More than half of US adults used the Web to engage in the US presidential election and supporters of Barack Obama were considerably more active online than those of John McCain, according to a study released on Wednesday.
"The 2008 election was the first in which more than half the voting-age population used the Internet for political purposes," said the Pew Research Center's Internet and American Life Project, which conducted the study.
Fifty-five percent of all voting-age US adults -- and 74 percent of all Internet users -- said they went online for news and information about the election or to communicate with others about the race, the study found.
The percentage of Americans relying on the Web as a major source of campaign news more than doubled over the 2000 election -- from 11 percent to 26 percent, Pew said.
Social networking sites like Facebook and MySpace and video-sharing sites like YouTube played a key role, it said, as voters went online to share their views and try to mobilize others to their cause.
"Voters in 2008 were not just passive followers of the political process," said Aaron Smith, a research specialist at Pew and author of the report.
"They used a wide range of digital tools and technologies to get involved in the race, to harness their creativity in support of their chosen candidate, and to join forces with others who shared their same political goals."
While more Americans went online for political purposes than ever before, supporters of Democratic candidate Obama were more active on the Internet than those of his Republican rival McCain, the study found.

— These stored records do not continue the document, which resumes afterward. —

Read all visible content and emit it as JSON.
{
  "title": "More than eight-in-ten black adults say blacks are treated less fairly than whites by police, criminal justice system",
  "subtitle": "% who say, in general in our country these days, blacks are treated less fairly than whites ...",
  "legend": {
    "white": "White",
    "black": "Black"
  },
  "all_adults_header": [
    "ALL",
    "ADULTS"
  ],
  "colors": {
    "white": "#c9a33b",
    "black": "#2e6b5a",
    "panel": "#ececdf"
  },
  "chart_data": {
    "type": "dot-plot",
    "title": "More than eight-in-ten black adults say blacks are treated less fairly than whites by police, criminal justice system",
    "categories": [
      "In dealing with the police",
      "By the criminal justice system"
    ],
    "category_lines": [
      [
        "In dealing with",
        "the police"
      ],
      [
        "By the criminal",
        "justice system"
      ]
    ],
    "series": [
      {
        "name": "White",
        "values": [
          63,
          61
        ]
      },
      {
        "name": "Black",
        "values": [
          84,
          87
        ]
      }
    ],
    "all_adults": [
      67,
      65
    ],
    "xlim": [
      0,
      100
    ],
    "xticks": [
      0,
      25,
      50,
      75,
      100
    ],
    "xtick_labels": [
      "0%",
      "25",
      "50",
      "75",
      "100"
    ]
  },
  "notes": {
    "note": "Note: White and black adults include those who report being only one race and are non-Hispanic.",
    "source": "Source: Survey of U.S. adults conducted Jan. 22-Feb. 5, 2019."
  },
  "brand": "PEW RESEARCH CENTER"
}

Twenty percent of Obama supporters shared political content online, compared with 16 percent of McCain backers, and 18 percent of Obama partisans signed up to receive automatic updates about the election compared with nine percent of McCain supporters.
Obama supporters were much more likely to contribute money online, with 15 percent of Obama supporters saying they did so compared with only six percent of McCain backers.
"The 2008 elections saw the role of the Internet in politics increase and it witnessed the emergence of a unique group of online political activists," said Smith.
"Compared with other Internet users, these individuals delve more deeply into the political news of the day, and take part in a much wider range of online political activities."
The study was based on a survey of 2,254 adults conducted between November 20 and December 4. It has a margin of error of plus or minus two percentage points.